The “Musical Comedy Murders of 1940” cast noticed a large increase in volunteerism for the backstage crew in comparison to prior productions. 

“It was a lot easier than it’s ever been because non-Park Players didn’t have the opportunity to do things last year,” said Mihalic, who was a cast member and prop crew head for “Musical Comedy Murders of 1940.”

“We always struggle for finding people to do backstage crew because it’s not, like, the most glamorous of jobs,” said Ayotte, who also worked on carpentry crew. “But for carpentry, we had so many more people show up to volunteer that we’ve had ever before because I think people wanted to get involved right away.” 
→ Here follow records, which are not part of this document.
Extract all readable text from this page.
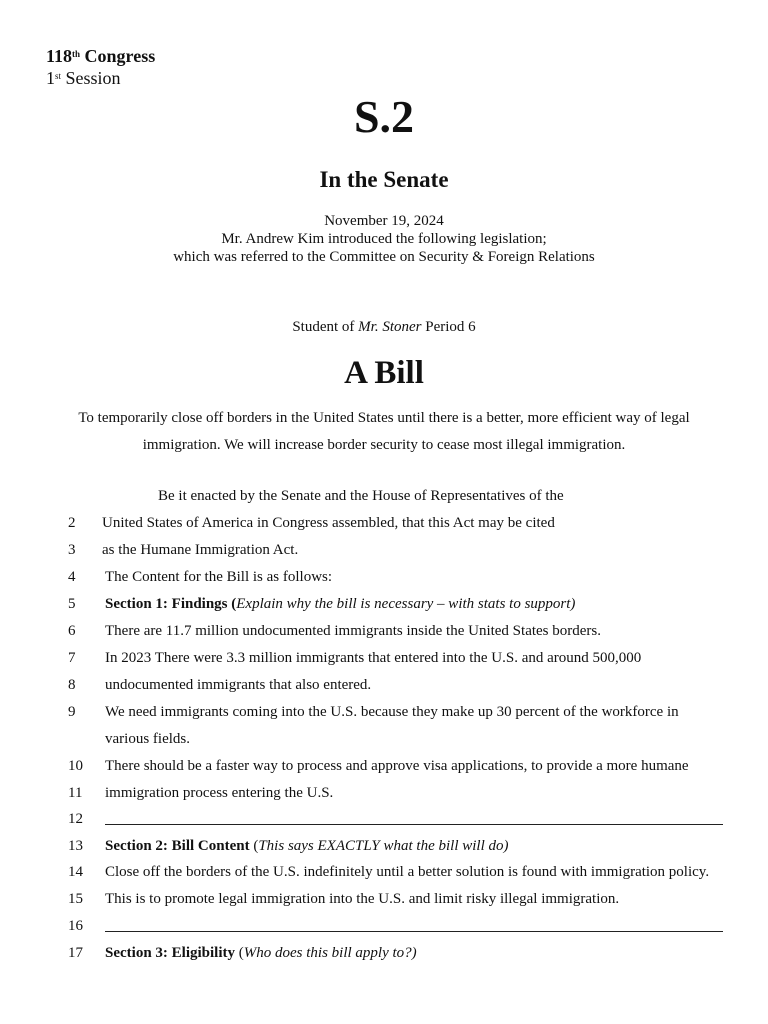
118th Congress
1st Session
S.2
In the Senate
November 19, 2024
Mr. Andrew Kim introduced the following legislation;
which was referred to the Committee on Security & Foreign Relations
Student of Mr. Stoner Period 6
A Bill
To temporarily close off borders in the United States until there is a better, more efficient way of legal immigration. We will increase border security to cease most illegal immigration.
Be it enacted by the Senate and the House of Representatives of the
2	United States of America in Congress assembled, that this Act may be cited
3	as the Humane Immigration Act.
4	The Content for the Bill is as follows:
5	Section 1: Findings (Explain why the bill is necessary – with stats to support)
6	There are 11.7 million undocumented immigrants inside the United States borders.
7	In 2023 There were 3.3 million immigrants that entered into the U.S. and around 500,000
8	undocumented immigrants that also entered.
9	We need immigrants coming into the U.S. because they make up 30 percent of the workforce in
various fields.
10	There should be a faster way to process and approve visa applications, to provide a more humane
11	immigration process entering the U.S.
12
13	Section 2: Bill Content (This says EXACTLY what the bill will do)
14	Close off the borders of the U.S. indefinitely until a better solution is found with immigration policy.
15	This is to promote legal immigration into the U.S. and limit risky illegal immigration.
16
17	Section 3: Eligibility (Who does this bill apply to?)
Factors still affected backstage work that were out of the Park Players’ control. Lumber prices have recently spiked due to decreased labor, making it harder for theatre companies to get access to wood for their sets. Additionally, with two graduating classes of experienced Thespians gone since the Park Players’ last performances, there was a lack in leadership and training for those just getting involved.

“As a result, there was a steeper learning curve with the crew for this show than would normally be the case,” said Bird. 

Despite the various external factors affecting the program, a particular struggle that stood out was an adjustment back to preparing for a time-sensitive goal. 

“I think the biggest challenge we faced as a group was getting back into the groove, so to speak,” Bird said. “After a year of postponements and extended deadlines, it was a challenge to get back to the idea of things absolutely needing to be done by a specific date.” 

Nevertheless, “Musical Comedy Murders of 1940” managed to open on its originally planned debut date. The cast felt as though it was able to iron out all the kinks just in time for opening night, which had an unexpectedly large turnout according to Ayotte. 

“We had a lot of good running bits in the show that we got to work on together, and as a cast, I think we really did a good job to be the first people to put on a show for, you know, Park Players since the pandemic,” said Ayotte.

The performance provided satisfaction for the actors and crew.

 “It was so great to be able to witness just people having fun on stage again,” Laney said. 

Having a live audience enhanced the experience for the participants.

“Being in a radio show, it’s great and I’m glad we had that opportunity,” said Mihalic, “but there’s nothing like an audience and getting reactions from them, and just doing a lot of Park Players traditions that I’d never gotten to experience before.”